Prescribing Patterns and Clinician Perceptions of GLP-1 Receptor Agonists Beyond Diabetes Management: A Cross-Sectional Study
Keywords:
GLP-1 receptor agonists; prescribing patterns; clinician perceptions; obesity; gastrointestinal adverse effects; cardiovascular risk.Abstract
Background: Glucagon-like peptide-1 receptor agonists (GLP-1 RAs) are increasingly used beyond diabetes, yet real-world prescribing behaviors and clinician perceptions remain heterogeneous, particularly regarding gastrointestinal tolerability and cardiometabolic benefit. Objective: To characterize prescribing patterns and clinician perceptions of GLP-1–based therapies beyond diabetes management and identify factors associated with beyond-diabetes prescribing.
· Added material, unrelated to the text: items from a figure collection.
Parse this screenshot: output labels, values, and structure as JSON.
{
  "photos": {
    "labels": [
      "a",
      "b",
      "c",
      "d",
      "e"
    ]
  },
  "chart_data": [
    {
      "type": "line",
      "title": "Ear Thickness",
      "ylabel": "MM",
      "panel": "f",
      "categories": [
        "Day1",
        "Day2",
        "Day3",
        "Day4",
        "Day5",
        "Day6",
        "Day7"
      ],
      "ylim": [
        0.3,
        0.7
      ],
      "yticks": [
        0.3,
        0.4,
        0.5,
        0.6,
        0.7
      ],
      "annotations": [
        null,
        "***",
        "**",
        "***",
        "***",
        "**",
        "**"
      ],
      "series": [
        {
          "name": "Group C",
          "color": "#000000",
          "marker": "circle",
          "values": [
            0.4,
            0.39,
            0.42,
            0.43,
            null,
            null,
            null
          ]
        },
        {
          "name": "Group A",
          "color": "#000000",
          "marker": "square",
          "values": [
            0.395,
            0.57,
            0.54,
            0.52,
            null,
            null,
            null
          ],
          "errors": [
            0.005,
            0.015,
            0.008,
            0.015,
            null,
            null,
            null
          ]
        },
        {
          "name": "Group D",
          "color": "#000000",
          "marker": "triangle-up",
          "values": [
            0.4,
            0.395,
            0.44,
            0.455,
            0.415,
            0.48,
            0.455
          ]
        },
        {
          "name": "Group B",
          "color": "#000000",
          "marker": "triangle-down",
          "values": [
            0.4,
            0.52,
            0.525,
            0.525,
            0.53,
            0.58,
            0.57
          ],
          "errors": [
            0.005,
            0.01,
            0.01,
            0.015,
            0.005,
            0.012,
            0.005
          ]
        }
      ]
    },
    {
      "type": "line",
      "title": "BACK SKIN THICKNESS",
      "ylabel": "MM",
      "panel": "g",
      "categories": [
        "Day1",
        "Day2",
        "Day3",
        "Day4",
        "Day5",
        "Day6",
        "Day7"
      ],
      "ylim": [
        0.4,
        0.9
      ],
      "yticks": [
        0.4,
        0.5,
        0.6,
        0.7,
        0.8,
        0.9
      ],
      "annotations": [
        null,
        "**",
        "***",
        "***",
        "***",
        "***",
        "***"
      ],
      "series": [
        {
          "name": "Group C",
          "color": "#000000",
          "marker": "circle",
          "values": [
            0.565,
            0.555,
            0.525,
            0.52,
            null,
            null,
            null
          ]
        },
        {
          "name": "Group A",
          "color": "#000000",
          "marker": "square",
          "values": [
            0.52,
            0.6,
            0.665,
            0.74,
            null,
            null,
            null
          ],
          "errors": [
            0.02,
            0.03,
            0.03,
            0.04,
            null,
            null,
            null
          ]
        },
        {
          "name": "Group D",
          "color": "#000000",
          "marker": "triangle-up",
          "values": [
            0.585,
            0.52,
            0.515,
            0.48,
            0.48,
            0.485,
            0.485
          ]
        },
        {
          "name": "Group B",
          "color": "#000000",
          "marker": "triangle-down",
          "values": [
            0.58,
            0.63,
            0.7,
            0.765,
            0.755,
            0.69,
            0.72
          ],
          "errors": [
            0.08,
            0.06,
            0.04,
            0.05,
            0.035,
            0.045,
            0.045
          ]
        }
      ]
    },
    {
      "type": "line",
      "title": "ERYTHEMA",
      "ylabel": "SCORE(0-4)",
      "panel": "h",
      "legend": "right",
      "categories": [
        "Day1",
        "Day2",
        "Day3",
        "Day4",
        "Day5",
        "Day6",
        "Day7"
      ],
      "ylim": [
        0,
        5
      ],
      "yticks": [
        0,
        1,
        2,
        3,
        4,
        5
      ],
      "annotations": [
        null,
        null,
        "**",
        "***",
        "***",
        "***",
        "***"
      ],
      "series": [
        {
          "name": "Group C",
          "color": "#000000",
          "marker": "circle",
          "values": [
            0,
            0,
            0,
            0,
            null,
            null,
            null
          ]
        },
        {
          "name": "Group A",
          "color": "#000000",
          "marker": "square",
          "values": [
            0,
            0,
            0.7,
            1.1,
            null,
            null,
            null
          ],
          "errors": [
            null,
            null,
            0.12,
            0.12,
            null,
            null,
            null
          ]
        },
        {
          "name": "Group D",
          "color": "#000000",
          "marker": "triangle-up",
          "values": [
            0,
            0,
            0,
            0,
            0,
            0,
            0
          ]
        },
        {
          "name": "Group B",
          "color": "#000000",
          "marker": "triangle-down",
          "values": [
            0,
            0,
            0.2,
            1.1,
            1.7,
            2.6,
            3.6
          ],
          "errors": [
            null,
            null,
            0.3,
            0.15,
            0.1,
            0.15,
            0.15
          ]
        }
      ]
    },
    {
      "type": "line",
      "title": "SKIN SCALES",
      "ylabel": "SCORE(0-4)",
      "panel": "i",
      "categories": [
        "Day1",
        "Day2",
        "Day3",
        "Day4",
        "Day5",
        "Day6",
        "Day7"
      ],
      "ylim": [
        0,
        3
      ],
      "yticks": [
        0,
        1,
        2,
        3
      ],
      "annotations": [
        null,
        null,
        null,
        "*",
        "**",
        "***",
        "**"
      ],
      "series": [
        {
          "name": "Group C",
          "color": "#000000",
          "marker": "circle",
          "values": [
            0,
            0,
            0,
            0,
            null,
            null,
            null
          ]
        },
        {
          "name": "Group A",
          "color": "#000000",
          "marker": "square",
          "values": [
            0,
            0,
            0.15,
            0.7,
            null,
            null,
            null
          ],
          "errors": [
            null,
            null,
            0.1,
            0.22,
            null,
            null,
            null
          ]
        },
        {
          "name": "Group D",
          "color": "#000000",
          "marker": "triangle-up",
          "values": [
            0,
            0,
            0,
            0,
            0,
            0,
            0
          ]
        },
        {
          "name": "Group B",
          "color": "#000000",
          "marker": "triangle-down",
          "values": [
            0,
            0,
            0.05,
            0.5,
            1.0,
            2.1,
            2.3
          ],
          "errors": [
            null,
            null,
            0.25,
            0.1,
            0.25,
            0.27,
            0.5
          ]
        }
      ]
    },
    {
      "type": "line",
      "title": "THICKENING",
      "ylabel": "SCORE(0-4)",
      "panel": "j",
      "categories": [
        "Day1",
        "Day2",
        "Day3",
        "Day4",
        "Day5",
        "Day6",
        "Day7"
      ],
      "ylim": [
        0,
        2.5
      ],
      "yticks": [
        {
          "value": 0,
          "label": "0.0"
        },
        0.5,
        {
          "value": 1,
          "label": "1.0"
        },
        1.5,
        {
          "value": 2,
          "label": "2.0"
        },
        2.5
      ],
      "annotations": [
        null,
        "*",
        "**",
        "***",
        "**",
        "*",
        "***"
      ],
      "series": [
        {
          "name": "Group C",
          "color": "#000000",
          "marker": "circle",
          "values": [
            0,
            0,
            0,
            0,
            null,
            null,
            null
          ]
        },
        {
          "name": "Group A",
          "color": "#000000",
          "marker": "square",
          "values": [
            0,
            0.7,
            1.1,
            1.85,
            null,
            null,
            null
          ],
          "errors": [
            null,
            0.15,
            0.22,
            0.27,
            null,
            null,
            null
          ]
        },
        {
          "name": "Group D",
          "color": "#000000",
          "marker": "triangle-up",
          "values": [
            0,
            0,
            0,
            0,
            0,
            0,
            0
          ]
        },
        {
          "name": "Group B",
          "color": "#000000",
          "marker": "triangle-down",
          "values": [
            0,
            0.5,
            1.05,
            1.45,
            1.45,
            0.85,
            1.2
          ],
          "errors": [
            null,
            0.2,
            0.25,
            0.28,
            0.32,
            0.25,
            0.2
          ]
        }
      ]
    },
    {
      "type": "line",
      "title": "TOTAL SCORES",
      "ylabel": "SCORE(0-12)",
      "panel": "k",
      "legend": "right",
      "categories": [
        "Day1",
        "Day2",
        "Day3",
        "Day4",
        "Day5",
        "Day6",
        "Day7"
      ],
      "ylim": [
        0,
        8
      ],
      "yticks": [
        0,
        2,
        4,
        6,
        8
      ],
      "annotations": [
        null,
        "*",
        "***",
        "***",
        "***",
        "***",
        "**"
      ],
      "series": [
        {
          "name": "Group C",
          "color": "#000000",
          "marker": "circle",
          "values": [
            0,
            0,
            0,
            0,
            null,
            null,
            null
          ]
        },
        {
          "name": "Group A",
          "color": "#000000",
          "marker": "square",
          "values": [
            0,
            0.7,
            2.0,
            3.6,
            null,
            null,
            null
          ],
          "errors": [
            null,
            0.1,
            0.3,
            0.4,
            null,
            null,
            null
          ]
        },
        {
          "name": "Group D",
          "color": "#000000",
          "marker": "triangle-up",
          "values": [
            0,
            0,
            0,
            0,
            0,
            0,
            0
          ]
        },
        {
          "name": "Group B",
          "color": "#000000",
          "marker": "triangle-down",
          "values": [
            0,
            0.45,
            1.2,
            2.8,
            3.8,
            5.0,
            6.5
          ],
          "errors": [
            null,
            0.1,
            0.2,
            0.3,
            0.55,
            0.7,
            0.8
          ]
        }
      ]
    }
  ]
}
Methods: A cross-sectional clinician survey (N=160) assessed clinician characteristics, prescribing behaviors, titration strategy, gastrointestinal adverse-event (GI-AE) discontinuation, perceived benefits (weight, cardiovascular, heart failure), perceived GI risk, and implementation barriers. The primary outcome was clinician-reported prescribing beyond diabetes (yes/no). Associations were evaluated using chi-square tests and multivariable logistic regression with odds ratios (aORs) and 95% confidence intervals (CIs). Results: Overall, 86.3% prescribed GLP-1–based therapy and 68.1% prescribed beyond diabetes. Among prescribers, 37.7% used slower-than-label titration due to GI tolerability and 28.3% reported GI-AE discontinuation in the prior 6 months. Beyond-diabetes prescribing was independently associated with formal incretin training (aOR 2.48, 95% CI 1.23–5.00) and endocrinology vs family medicine specialty (aOR 3.12, 95% CI 1.27–7.69), while higher perceived GI-AE burden (aOR 0.71 per Likert point, 95% CI 0.52–0.98) and access-barrier severity (aOR 0.66 per Likert point, 95% CI 0.44–0.98) reduced the odds of beyond-diabetes prescribing. Conclusion: Beyond-diabetes GLP-1 prescribing is common and is shaped by training and specialty context, but constrained by GI tolerability and access barriers, supporting targeted education and implementation strategies.